이 논문을 읽고, 구현을 해본 입장에서 드는 생각은 이 방법이 CIFAR 데이터셋이 아닌 다른 데이터셋에서도 성능을 측정하면 어떤 결과가 나올지, 다른 데이터셋에서도 좋은 성능이 보장이 되는지 등의 내용이 논문에 추가가 되었으면 하는 아쉬움이 들었습니다. 다음에 설명드릴 부분에서는 Tensorflow로 구현한 구현체에 대한 설명이 포함되어 있는데, 혹시 CIFAR 데이터가 아닌 다른 데이터에 대해서도 실험을 하고 싶은 분은 이 코드를 사용하시고 데이터를 불러오는 부분, 모델의 입출력 크기 등 코드의 일부를 수정하시면 쉽게 사용이 가능할 것입니다.

본론 (실험 셋팅 + 코드 + 설명)

(1) 데이터셋: CIFAR-10

본 논문에서는 성능 검증을 위해 CIFAR-10, CIFAR-100 데이터셋에 대해 실험을 진행하였습니다. 하지만 이번 포스팅에서는 편의상 CIFAR-10 데이터셋에 대해서만 실험을 진행하였습니다.

우선 CIFAR-10 데이터셋은 CIFAR(Canadian Institute For Advanced Research) 라는 기관에서 머신러닝과 컴퓨터비전 분야에서 사용할 수 있도록 수집한 이미지 데이터셋을 의미합니다. 뒤의 숫자 10은 class의 개수가 10개인 것을 의미하고, 100은 class 개수가 100개인 것을 의미합니다.
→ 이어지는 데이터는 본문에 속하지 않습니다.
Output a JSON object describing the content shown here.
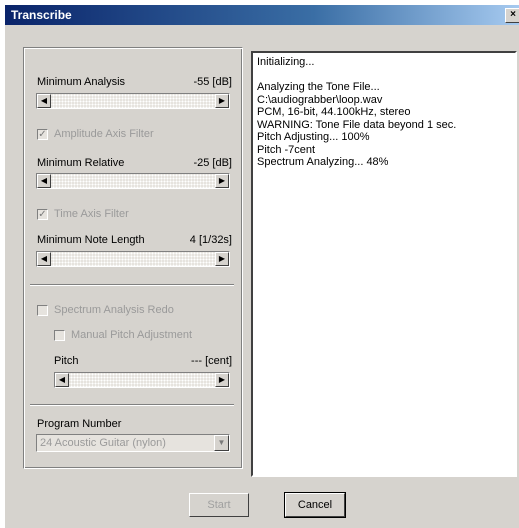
{
  "window": {
    "title": "Transcribe",
    "close_glyph": "×"
  },
  "settings": {
    "min_analysis": {
      "label": "Minimum Analysis",
      "value": "-55 [dB]"
    },
    "amplitude_filter": {
      "label": "Amplitude Axis Filter",
      "checked": true
    },
    "min_relative": {
      "label": "Minimum Relative",
      "value": "-25 [dB]"
    },
    "time_filter": {
      "label": "Time Axis Filter",
      "checked": true
    },
    "min_note_length": {
      "label": "Minimum Note Length",
      "value": "4 [1/32s]"
    },
    "spectrum_redo": {
      "label": "Spectrum Analysis Redo",
      "checked": false
    },
    "manual_pitch": {
      "label": "Manual Pitch Adjustment",
      "checked": false
    },
    "pitch": {
      "label": "Pitch",
      "value": "--- [cent]"
    },
    "program_number": {
      "label": "Program Number",
      "selected": "24 Acoustic Guitar (nylon)"
    }
  },
  "scroll": {
    "left": "◀",
    "right": "▶",
    "down": "▼"
  },
  "log": {
    "lines": [
      "Initializing...",
      "",
      "Analyzing the Tone File...",
      "C:\\audiograbber\\loop.wav",
      "PCM, 16-bit, 44.100kHz, stereo",
      "WARNING: Tone File data beyond 1 sec.",
      "Pitch Adjusting... 100%",
      "Pitch  -7cent",
      "Spectrum Analyzing...  48%"
    ]
  },
  "buttons": {
    "start": "Start",
    "cancel": "Cancel"
  }
}
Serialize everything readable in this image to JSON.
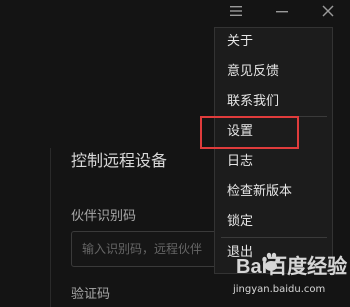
{
  "titlebar": {
    "menu_icon": "hamburger-menu-icon",
    "minimize_icon": "minimize-icon",
    "close_icon": "close-icon"
  },
  "panel": {
    "title": "控制远程设备",
    "partner_id_label": "伙伴识别码",
    "partner_id_placeholder": "输入识别码，远程伙伴",
    "verify_label": "验证码"
  },
  "menu": {
    "items": [
      {
        "label": "关于"
      },
      {
        "label": "意见反馈"
      },
      {
        "label": "联系我们"
      },
      {
        "label": "设置",
        "highlighted": true
      },
      {
        "label": "日志"
      },
      {
        "label": "检查新版本"
      },
      {
        "label": "锁定"
      },
      {
        "label": "退出"
      }
    ]
  },
  "highlight_color": "#e03c3c",
  "watermark": {
    "brand": "Bai百度经验",
    "url": "jingyan.baidu.com"
  }
}
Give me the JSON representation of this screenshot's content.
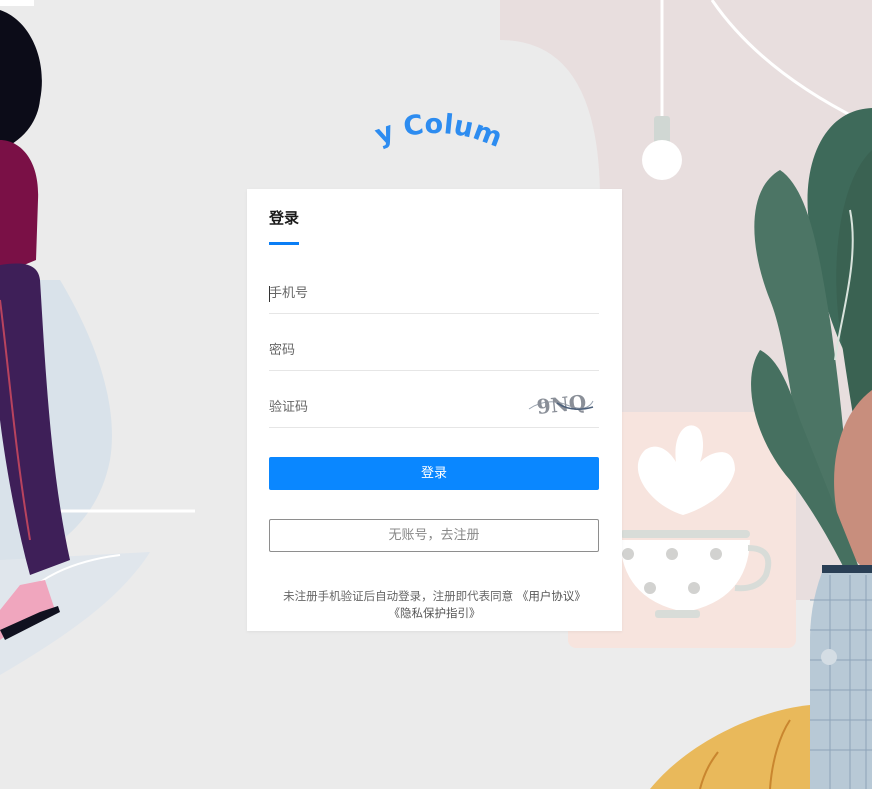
{
  "logo": {
    "text": "My Column"
  },
  "login_card": {
    "tab_label": "登录",
    "phone_placeholder": "手机号",
    "password_placeholder": "密码",
    "code_placeholder": "验证码",
    "captcha_text": "9NQ",
    "login_button": "登录",
    "register_button": "无账号，去注册",
    "agreement": {
      "prefix": "未注册手机验证后自动登录，注册即代表同意",
      "user_agreement": "《用户协议》",
      "privacy_guide": "《隐私保护指引》"
    }
  },
  "colors": {
    "primary": "#0a87ff",
    "tab_underline": "#0a7ef5",
    "logo": "#2d8cf0",
    "page_background": "#ebebeb"
  }
}
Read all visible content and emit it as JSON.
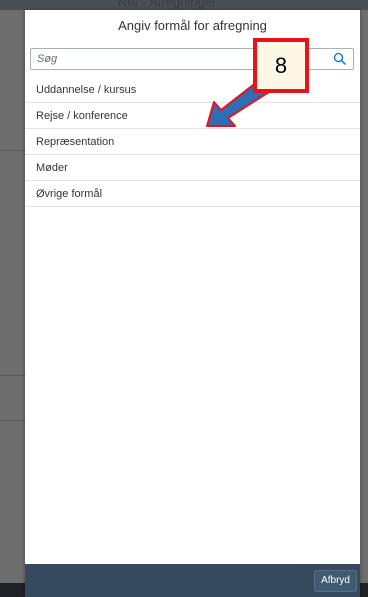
{
  "modal": {
    "title": "Angiv formål for afregning",
    "search": {
      "placeholder": "Søg",
      "value": ""
    },
    "items": [
      {
        "label": "Uddannelse / kursus"
      },
      {
        "label": "Rejse / konference"
      },
      {
        "label": "Repræsentation"
      },
      {
        "label": "Møder"
      },
      {
        "label": "Øvrige formål"
      }
    ],
    "cancel_label": "Afbryd"
  },
  "annotation": {
    "step_number": "8"
  },
  "background": {
    "title": "Ret - Afregninger"
  },
  "colors": {
    "footer": "#354a5f",
    "callout_border": "#e8121a",
    "arrow_fill": "#2f6db5",
    "arrow_outline": "#e8121a"
  }
}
이미지는 총 60,000장으로 구성되어 있고 50,000장은 학습에, 10,000장은 테스트에 사용하도록 나뉘어져 있습니다. 이미지는 32x32에 RGB 3채널로 비교적 작은 크기를 갖고 있고, class는 “airplane”, “cars”, “birds”, “cats”, “deer”, “dogs”, “frogs”, “horses”, “ships”, “trucks” 로 구성이 되어있습니다.

dataset.cifar10 모듈

dataset.cifar10 모듈은 데이터셋 요소에 해당하는 함수들과 클래스 정보를 담고 있습니다. 수아랩 기술블로그의 포스팅 에서 사용했던 코드를 기반으로 작성을 하였기 때문에 모든 코드를 설명하기보다는 달라진 부분 위주로 설명을 드리겠습니다.

read_CIFAR10_subset 함수

def read_CIFAR10_subset():
    """
    Load the CIFAR-10 data subset from keras helper module
    and perform preprocessing for training ResNet.
    :return: X_set: np.ndarray, shape: (N, H, W, C).
             y_set: np.ndarray, shape: (N, num_channels) or (N,).
    """

    # Download CIFAR-10 data and load data
    (x_train, y_train), (x_test, y_test) = load_data()

    y_train_oh = np.zeros((len(y_train), 10), dtype=np.uint8)
    for i in range(len(y_train)):
        y_train_oh[i, y_train[i]] = 1
    y_train_one_hot = y_train_oh

    y_test_oh = np.zeros((len(y_test), 10), dtype=np.uint8)
    for i in range(len(y_test)):
        y_test_oh[i, y_test[i]] = 1
    y_test_one_hot = y_test_oh

    x_train = x_train/255.0
    x_test = x_test/255.0

    cifar_mean = np.array([0.4914, 0.4822, 0.4465])
    cifar_std = np.array([0.2470, 0.2435, 0.2616])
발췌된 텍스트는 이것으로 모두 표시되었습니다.